CANADIAN REAL ESTATE LAWS CHANGING
Canadian Finance Minister Bill Morneau introduced tax changes that are primarily targeting foreign investors in Canada’s real estate to ensure they abide by existing tax regulations. However, Canadian residents are also paying tax on their principal residences. Our tax rules are so complex that many Canadians don’t realize then when they sell a property they don’t have to pay taxes on their principal residence but then don’tpay taxes on the sale of other properties they may own. Many have not paid taxes on every sale of their other residences thinking that every residential sale are tax-free, when they are not. The Principal Residence Exemption (PRE) only applies to a Canadians principal property. This has caused many not to report the sale and have paid no tax, even in situations where tax should have been paid. These false dispositions have gone undetected by Canada Revenue Agency (CRA). That’s changing!
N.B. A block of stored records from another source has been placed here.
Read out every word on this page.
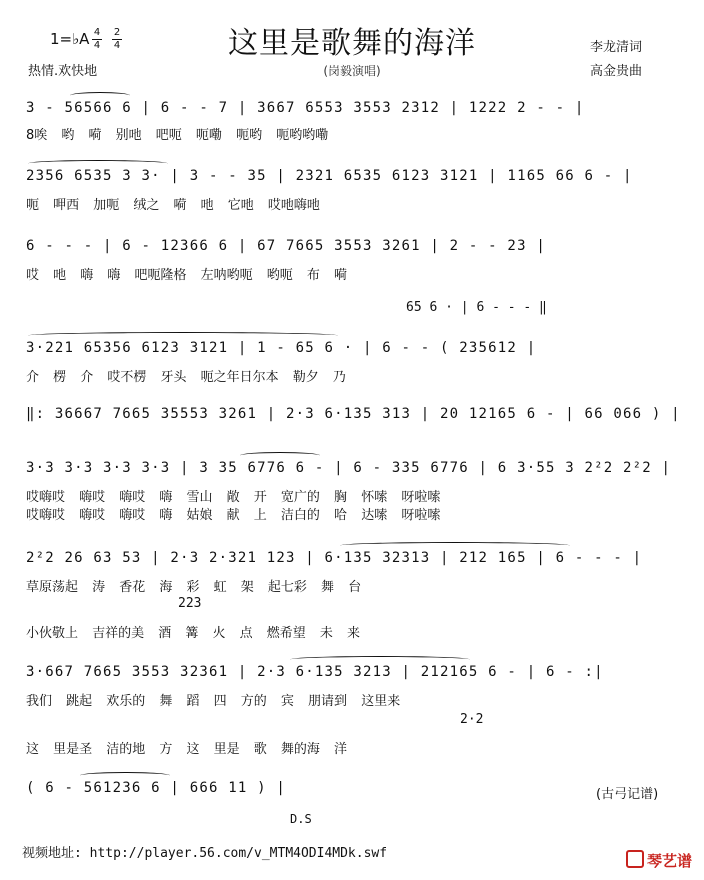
这里是歌舞的海洋
1=♭A 4
4
2
4
热情.欢快地	(岗毅演唱)
李龙清词
高金贵曲
3 - 56566 6 | 6 - - 7 | 3667 6553 3553 2312 | 1222 2 - - |
8唉 哟 嗬 别吔 吧呃 呃嘞 呃哟 呃哟哟嘞
2356 6535 3 3· | 3 - - 35 | 2321 6535 6123 3121 | 1165 66 6 - |
呃 呷西 加呃 绒之 嗬 吔 它吔 哎吔嗨吔
6 - - - | 6 - 12366 6 | 67 7665 3553 3261 | 2 - - 23 |
哎 吔 嗨 嗨 吧呃隆格 左呐哟呃 哟呃 布 嗬
65 6 · | 6 - - - ‖
3·221 65356 6123 3121 | 1 - 65 6 · | 6 - - ( 235612 |
介 楞 介 哎不楞 牙头 呃之年日尔本 勒夕 乃
‖: 36667 7665 35553 3261 | 2·3 6·135 313 | 20 12165 6 - | 66 066 ) |
3·3 3·3 3·3 3·3 | 3 35 6776 6 - | 6 - 335 6776 | 6 3·55 3 2²2 2²2 |
哎嗨哎 嗨哎 嗨哎 嗨 雪山 敞 开 宽广的 胸 怀嗦 呀啦嗦
哎嗨哎 嗨哎 嗨哎 嗨 姑娘 献 上 洁白的 哈 达嗦 呀啦嗦
2²2 26 63 53 | 2·3 2·321 123 | 6·135 32313 | 212 165 | 6 - - - |
草原荡起 涛 香花 海 彩 虹 架 起七彩 舞 台
223
小伙敬上 吉祥的美 酒 篝 火 点 燃希望 未 来
3·667 7665 3553 32361 | 2·3 6·135 3213 | 212165 6 - | 6 - :|
我们 跳起 欢乐的 舞 蹈 四 方的 宾 朋请到 这里来
2·2
这 里是圣 洁的地 方 这 里是 歌 舞的海 洋
( 6 - 561236 6 | 666 11 ) |	(古弓记谱)
D.S
视频地址: http://player.56.com/v_MTM4ODI4MDk.swf	琴艺谱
Example : If a person purchased a home in year 2000, Then in 2005, he purchased a cottage, yet in 2011, he sold his principal home for a profit and purchased a new one. Then, in 2016, he sold the cottage for a profit. If he didn’t report the sale of the city home in 2011 because the PRE sheltered his full capital gain from tax. If he reported the sale of his cottage in 2016 because he correctly knew that a cottage can qualify as a principal residence. The problem is that owners believe cottage sales are also tax-free, thanks to the PRE – but isn’t! His city home was his principal residence for each year he owned it. Since he did not file the form that designates a property as your principal residence and fraudulently did not report the sale on his tax return. The CRA thinks he designated his city home as his principal residence for the years he owned it, the result being no tax is owed. While the cottage is not entitled to designate it as his principle residence from the years 2005 to 2011, because he already “used up” those years on his principle home. The result is that part of the capital gain on his cottage is taxable and he is required to file the report that his cottage sale should have paid some tax.
Many Canadians are confused by the rules and have inadvertently escaped tax on the sale of all properties they owned. Under the new rules, the CRA will mandatorily inform that tax is required to be paid on all property sales, other than the principal residence. This new rule requires you to now report every sale of a principal residence on your tax return, whether you owe tax or not. This starts with in 2016. If you sold a home earlier this year, you’ll have to provide basic information (date of purchase, proceeds of disposition and a description of the property and sales amount) when you file your 2016 tax return.
If you fail to report a sale of a residence in 2016 or later years, you are not entitled to the PRE. If you forget to designate a property as your principal residence in the year of it’s sale, ask the CRA to amend your tax return for that year. The CRA will accept late designations but penalties usually are applied (penalty could be $100 for each complete month the designation is late, or $8,000, whichever is less). The onus is on you to understand our principal residence rules.
Example : When you have not sold your residence, you are deemed to have sold the place in certain situations (if you change all or part of your residence to or from a rental or business operation), which will require you to report this to CRA. You should keep track of all costs of capital improvements that you make to your residence. Keep your receipts and invoices. These will increase the adjusted cost base (ACB) of your property and could save you tax later if it turns out you can’t fully shelter any gains on your property using the PRE.
YOU SHOULD REVIEW THE CANADIAN TAX LAWS TO KNOW HOW TO PAY LESS TAXES!